RWE hatte seine Netz- und Ökostromtochter im Herbst 2016 an die Börse gebracht, versprach damals stabile Gewinne und steigende Dividenden. Doch die Erfolgsgeschichte endete im Dezember 2017. Da gab Vorstandschef Peter Terium bekannt, dass der Gewinn in diesem Jahr zurückgehen werde. Daraufhin brach der Aktienkurs binnen zweier Tage um 18 Prozent ein. Keine Woche später schmiss der Aufsichtsrat Terium raus, mit sofortiger Wirkung. Uwe Tigges übernahm den Posten zunächst übergangsweise. Nun hat der Aufsichtsrat den früheren Arbeitsdirektor endgültig zum Vorstandschef ernannt.

Für seinen jähen Abgang hat Terium eine Entschädigung von 7,99 Millionen Euro kassiert; hinzu kommen Aktienoptionen im Wert von vier Millionen Euro. Es bestehe aber kein Zusammenhang zwischen dem Abgang des früheren RWE-Chefs und der nun drohenden Zerschlagung, sagt Erhard Schipporeit, seit dem Jahreswechsel neuer Aufsichtsratschef von Innogy.

Unterdessen sichern auch andere Innogy-Vorstände ihre Zukunft ab.
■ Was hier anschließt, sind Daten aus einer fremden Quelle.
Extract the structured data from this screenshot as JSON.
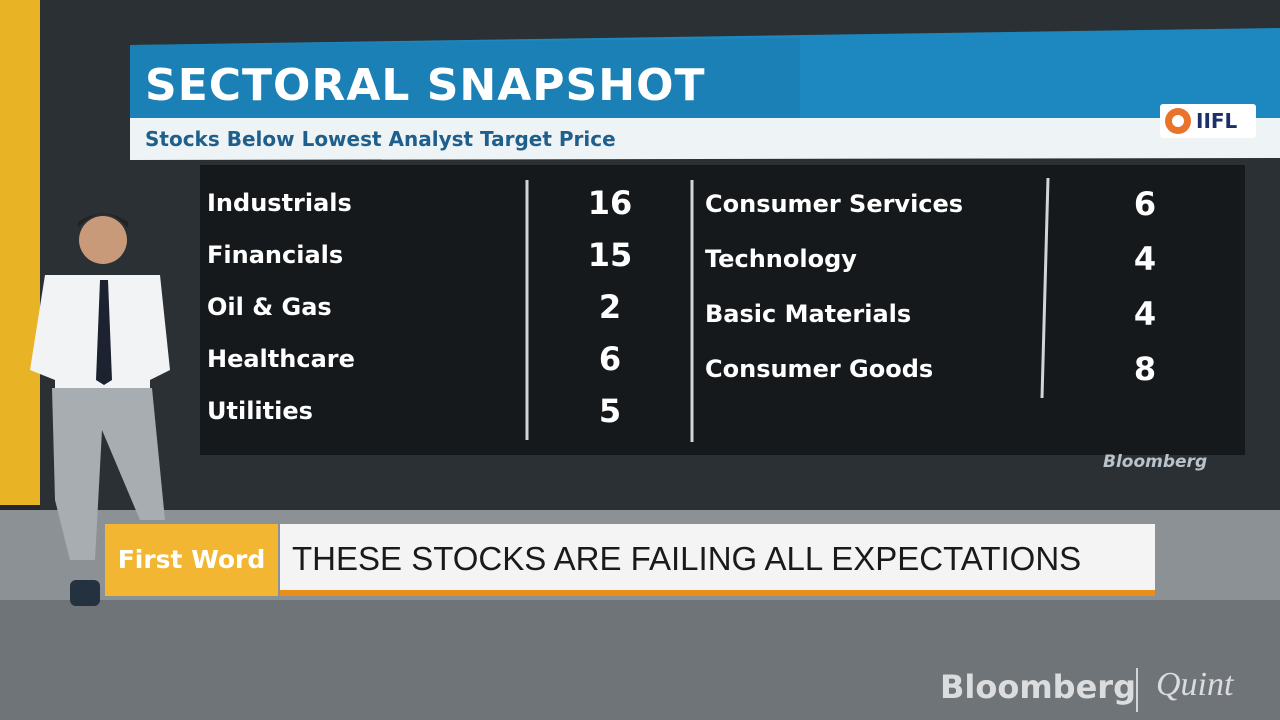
{
  "header": {
    "title": "SECTORAL SNAPSHOT",
    "subtitle": "Stocks Below Lowest Analyst Target Price",
    "logo": "IIFL"
  },
  "table": {
    "left": [
      [
        "Industrials",
        16
      ],
      [
        "Financials",
        15
      ],
      [
        "Oil & Gas",
        2
      ],
      [
        "Healthcare",
        6
      ],
      [
        "Utilities",
        5
      ]
    ],
    "right": [
      [
        "Consumer Services",
        6
      ],
      [
        "Technology",
        4
      ],
      [
        "Basic Materials",
        4
      ],
      [
        "Consumer Goods",
        8
      ]
    ]
  },
  "source": "Bloomberg",
  "lower_third": {
    "tag": "First Word",
    "headline": "THESE STOCKS ARE FAILING ALL EXPECTATIONS"
  },
  "watermark": {
    "brand": "Bloomberg",
    "partner": "Quint"
  }
}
So hat der Aufsichtsrat die Verträge von Netzchefin Müller, Ökostrom-Chef Hans Bünting und Vertriebschef Martin Herrmann bis 2022 verlängert. Doch könnte die Geschichte von Innogy bis dahin längst zu Ende sein: Wenn alles glattgeht, will Eon die Übernahme bis Ende 2019 abgeschlossen haben.